Can Suyu.

12.4K 1K 726
                                    

Genç bir kadını aynanın önünde görüyorum. Yaman bakışlı, başı dik, sözcükleri hür bir kadın görüyorum aynanın karşısında. Kısa bir an o kadına inanıyorum. O kadının varlığını sorgulamıyorum. O kadın olduğuma inanmam için deli sayılmam gerektiğine bile aldırış etmiyorum. Dünyada payı da paydası da bana ayrılmış olan dört saniye boyunca ben o kadın olduğuma bildiğim tüm gerçeklerden daha fazla bir inançla inanıyorum.

Sonra soluyorum. Boynum bükülüyor. Bakışlarım düşüyor. Sözcükleri geçtim, düşüncelerim dahi hür değil ki benim. Aynam çatlıyor. O kadın ayağımın dibinde duruyor. Eşref Koçak onu eziyor.

"Ne biçim yemek bu?" diye söyleniyor babam. Bakışları iğneleyici bir şekilde annemin üstünde. "Kaç kere diyorum sana adam gibi yemek yap diye ulan!"

Kaşığını gürültü bir şekilde tabağının içine fırlatıyor. Öfkesi, alnındaki damardan fırlayıp dudağındaki küfrün ucuna doluyor. Anneme yine aşağılayıcı binlerce cümle sıralıyor.
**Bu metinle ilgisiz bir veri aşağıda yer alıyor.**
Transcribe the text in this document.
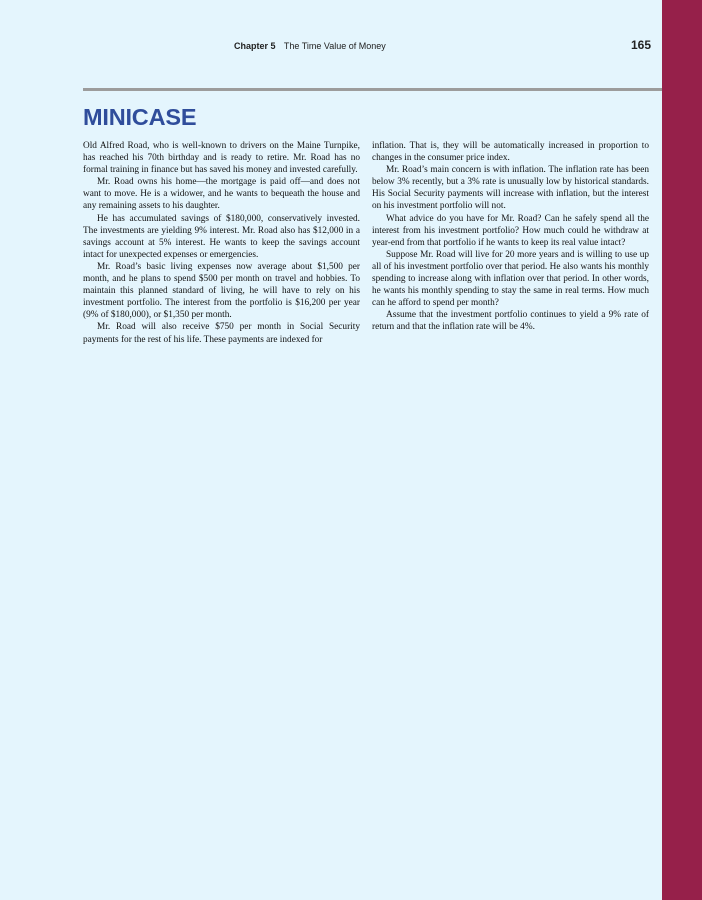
Chapter 5 The Time Value of Money	165
MINICASE

Old Alfred Road, who is well-known to drivers on the Maine Turnpike, has reached his 70th birthday and is ready to retire. Mr. Road has no formal training in finance but has saved his money and invested carefully.

Mr. Road owns his home—the mortgage is paid off—and does not want to move. He is a widower, and he wants to bequeath the house and any remaining assets to his daughter.

He has accumulated savings of $180,000, conservatively invested. The investments are yielding 9% interest. Mr. Road also has $12,000 in a savings account at 5% interest. He wants to keep the savings account intact for unexpected expenses or emergencies.

Mr. Road’s basic living expenses now average about $1,500 per month, and he plans to spend $500 per month on travel and hobbies. To maintain this planned standard of living, he will have to rely on his investment portfolio. The interest from the portfolio is $16,200 per year (9% of $180,000), or $1,350 per month.

Mr. Road will also receive $750 per month in Social Security payments for the rest of his life. These payments are indexed for

inflation. That is, they will be automatically increased in proportion to changes in the consumer price index.

Mr. Road’s main concern is with inflation. The inflation rate has been below 3% recently, but a 3% rate is unusually low by historical standards. His Social Security payments will increase with inflation, but the interest on his investment portfolio will not.

What advice do you have for Mr. Road? Can he safely spend all the interest from his investment portfolio? How much could he withdraw at year-end from that portfolio if he wants to keep its real value intact?

Suppose Mr. Road will live for 20 more years and is willing to use up all of his investment portfolio over that period. He also wants his monthly spending to increase along with inflation over that period. In other words, he wants his monthly spending to stay the same in real terms. How much can he afford to spend per month?

Assume that the investment portfolio continues to yield a 9% rate of return and that the inflation rate will be 4%.
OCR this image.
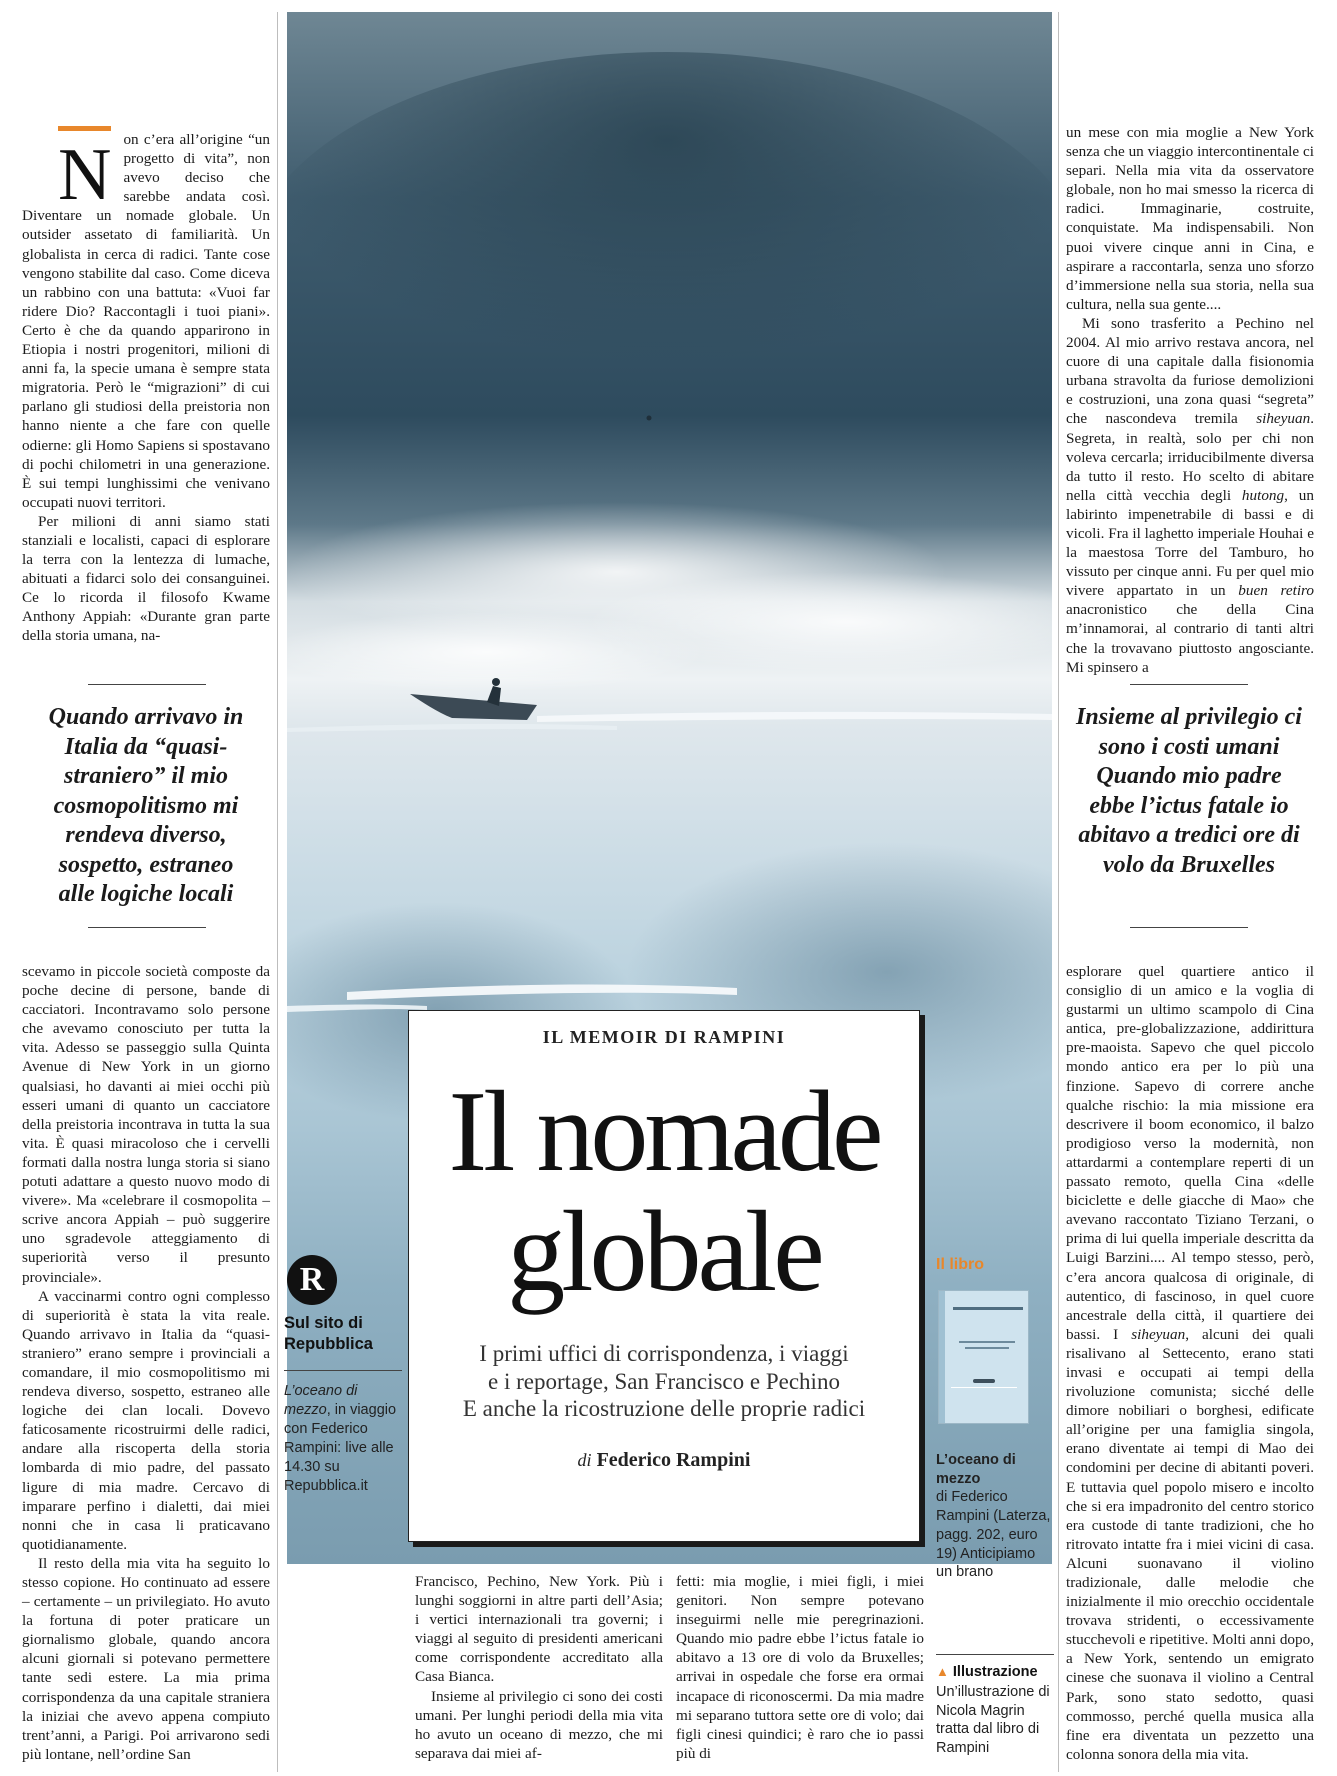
N on c’era all’origine “un progetto di vita”, non avevo deciso che sarebbe andata così. Diventare un nomade globale. Un outsider assetato di familiarità. Un globalista in cerca di radici. Tante cose vengono stabilite dal caso. Come diceva un rabbino con una battuta: «Vuoi far ridere Dio? Raccontagli i tuoi piani». Certo è che da quando apparirono in Etiopia i nostri progenitori, milioni di anni fa, la specie umana è sempre stata migratoria. Però le “migrazioni” di cui parlano gli studiosi della preistoria non hanno niente a che fare con quelle odierne: gli Homo Sapiens si spostavano di pochi chilometri in una generazione. È sui tempi lunghissimi che venivano occupati nuovi territori.

Per milioni di anni siamo stati stanziali e localisti, capaci di esplorare la terra con la lentezza di lumache, abituati a fidarci solo dei consanguinei. Ce lo ricorda il filosofo Kwame Anthony Appiah: «Durante gran parte della storia umana, na-

Quando arrivavo in Italia da “quasi-straniero” il mio cosmopolitismo mi rendeva diverso, sospetto, estraneo alle logiche locali

scevamo in piccole società composte da poche decine di persone, bande di cacciatori. Incontravamo solo persone che avevamo conosciuto per tutta la vita. Adesso se passeggio sulla Quinta Avenue di New York in un giorno qualsiasi, ho davanti ai miei occhi più esseri umani di quanto un cacciatore della preistoria incontrava in tutta la sua vita. È quasi miracoloso che i cervelli formati dalla nostra lunga storia si siano potuti adattare a questo nuovo modo di vivere». Ma «celebrare il cosmopolita – scrive ancora Appiah – può suggerire uno sgradevole atteggiamento di superiorità verso il presunto provinciale».

A vaccinarmi contro ogni complesso di superiorità è stata la vita reale. Quando arrivavo in Italia da “quasi-straniero” erano sempre i provinciali a comandare, il mio cosmopolitismo mi rendeva diverso, sospetto, estraneo alle logiche dei clan locali. Dovevo faticosamente ricostruirmi delle radici, andare alla riscoperta della storia lombarda di mio padre, del passato ligure di mia madre. Cercavo di imparare perfino i dialetti, dai miei nonni che in casa li praticavano quotidianamente.

Il resto della mia vita ha seguito lo stesso copione. Ho continuato ad essere – certamente – un privilegiato. Ho avuto la fortuna di poter praticare un giornalismo globale, quando ancora alcuni giornali si potevano permettere tante sedi estere. La mia prima corrispondenza da una capitale straniera la iniziai che avevo appena compiuto trent’anni, a Parigi. Poi arrivarono sedi più lontane, nell’ordine San

IL MEMOIR DI RAMPINI
Il nomade
globale
I primi uffici di corrispondenza, i viaggi
e i reportage, San Francisco e Pechino
E anche la ricostruzione delle proprie radici
di Federico Rampini

Francisco, Pechino, New York. Più i lunghi soggiorni in altre parti dell’Asia; i vertici internazionali tra governi; i viaggi al seguito di presidenti americani come corrispondente accreditato alla Casa Bianca.

Insieme al privilegio ci sono dei costi umani. Per lunghi periodi della mia vita ho avuto un oceano di mezzo, che mi separava dai miei af-

fetti: mia moglie, i miei figli, i miei genitori. Non sempre potevano inseguirmi nelle mie peregrinazioni. Quando mio padre ebbe l’ictus fatale io abitavo a 13 ore di volo da Bruxelles; arrivai in ospedale che forse era ormai incapace di riconoscermi. Da mia madre mi separano tuttora sette ore di volo; dai figli cinesi quindici; è raro che io passi più di

R
Sul sito di Repubblica
L’oceano di mezzo, in viaggio con Federico Rampini: live alle 14.30 su Repubblica.it
Il libro
L’oceano di mezzo
di Federico Rampini (Laterza, pagg. 202, euro 19) Anticipiamo un brano
▲ Illustrazione
Un’illustrazione di Nicola Magrin tratta dal libro di Rampini

un mese con mia moglie a New York senza che un viaggio intercontinentale ci separi. Nella mia vita da osservatore globale, non ho mai smesso la ricerca di radici. Immaginarie, costruite, conquistate. Ma indispensabili. Non puoi vivere cinque anni in Cina, e aspirare a raccontarla, senza uno sforzo d’immersione nella sua storia, nella sua cultura, nella sua gente....

Mi sono trasferito a Pechino nel 2004. Al mio arrivo restava ancora, nel cuore di una capitale dalla fisionomia urbana stravolta da furiose demolizioni e costruzioni, una zona quasi “segreta” che nascondeva tremila siheyuan. Segreta, in realtà, solo per chi non voleva cercarla; irriducibilmente diversa da tutto il resto. Ho scelto di abitare nella città vecchia degli hutong, un labirinto impenetrabile di bassi e di vicoli. Fra il laghetto imperiale Houhai e la maestosa Torre del Tamburo, ho vissuto per cinque anni. Fu per quel mio vivere appartato in un buen retiro anacronistico che della Cina m’innamorai, al contrario di tanti altri che la trovavano piuttosto angosciante. Mi spinsero a

Insieme al privilegio ci sono i costi umani Quando mio padre ebbe l’ictus fatale io abitavo a tredici ore di volo da Bruxelles

esplorare quel quartiere antico il consiglio di un amico e la voglia di gustarmi un ultimo scampolo di Cina antica, pre-globalizzazione, addirittura pre-maoista. Sapevo che quel piccolo mondo antico era per lo più una finzione. Sapevo di correre anche qualche rischio: la mia missione era descrivere il boom economico, il balzo prodigioso verso la modernità, non attardarmi a contemplare reperti di un passato remoto, quella Cina «delle biciclette e delle giacche di Mao» che avevano raccontato Tiziano Terzani, o prima di lui quella imperiale descritta da Luigi Barzini.... Al tempo stesso, però, c’era ancora qualcosa di originale, di autentico, di fascinoso, in quel cuore ancestrale della città, il quartiere dei bassi. I siheyuan, alcuni dei quali risalivano al Settecento, erano stati invasi e occupati ai tempi della rivoluzione comunista; sicché delle dimore nobiliari o borghesi, edificate all’origine per una famiglia singola, erano diventate ai tempi di Mao dei condomini per decine di abitanti poveri. E tuttavia quel popolo misero e incolto che si era impadronito del centro storico era custode di tante tradizioni, che ho ritrovato intatte fra i miei vicini di casa. Alcuni suonavano il violino tradizionale, dalle melodie che inizialmente il mio orecchio occidentale trovava stridenti, o eccessivamente stucchevoli e ripetitive. Molti anni dopo, a New York, sentendo un emigrato cinese che suonava il violino a Central Park, sono stato sedotto, quasi commosso, perché quella musica alla fine era diventata un pezzetto una colonna sonora della mia vita.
Annem başını eğiyor. "Özür dilerim," diyor. "Özür dilerim Eşref'im. Ne istiyorsun de bana yapayım hemen."

Kalbim kasım kasım kasılıyor. Midemin içindeki hengame daha da gürültülü bir hale bürünüyor. Ayağa kalkmak istiyorum. Anneme önemli olmadığını söylemek istiyorum. Sadece kaşığımı bırakabiliyorum. Kardeşim Yusuf yemeğini yemeye devam ediyor. O beğenmiş, belli.

"Yok!" diyor babam elini kaldırıp sallarken. "Gidiyorum ben!"

Nereye gittiğini herkes biliyor.

Annem babamın elinden tutuyor, yere doğru düşüyor. Gözlerindeki yaşlar yanaklarında nehirler kuruyor. "Gitme!" diyor annem. "Gitme bugün. Ne istersen hazırlarım sana."

Babam kolunu silkiyor. Annemin parmakları öne düşüyor. Celladın adımları solmuş parkenin üzerinde adımları yankılanıyor...kapı açılıyor...cellat gidiyor.

Annem yerde ağlıyor.

Yusuf yemeğini yemeye devam ediyor. Gözlerim Leyla'nın eskiden oturduğu sandalyeye kayıyor. Bazen masanın altından korkmayayım diye elimi tutardı. Ağlamak istiyorum. Ama sadece yerimden kalkıp odama gidebiliyorum.

Benim bu evde hür olduğum tek bir vakti var. Masamın hemen başında, eski bir yemek masası bu, bir kağıdın üzerine çiziktirebildiğim o vakitler. Masam hemen pencerenin önünde. Gelen geçeni görüyorum bir tülün arkasından. Çok küçükken burada babamı beklediğimi anımsıyorum.

Karalanmış kağıdı çekiyorum önüme. Boş bir kısmına kalemimi sürtüyorum. Parmaklarımın ucunda biriken tüm korkular, kağıdıma dökülsün istiyorum. Ben konuşamıyorum ama kalemim konuşsun, babama, anneme  diyemediğimi bu kalem söylesin istiyorum.

Dakikalar sonra kağıdın üzerinde  uzun saçlı bir adam beliriveriyor. Gözleri şakağıma bastırılan bir namluyu andırıyor.

Kağıdı yırtıyorum.

Sonra bir bakmışım parçaları gece birleştirmişim.

*

Kapım çalınıyor. Odamın kapısı çalınıyor.

Bakışlarım kapıya doğru giderken ellerim ufak ufak terliyor. Babam da annem de kapımı çalmaz benim. Leyla çalar bir tek. O buradayken bana saygı duyardı çünkü. Leyla. Yatağımın başında rüyalarımı sayacak kadar beni seven Leyla.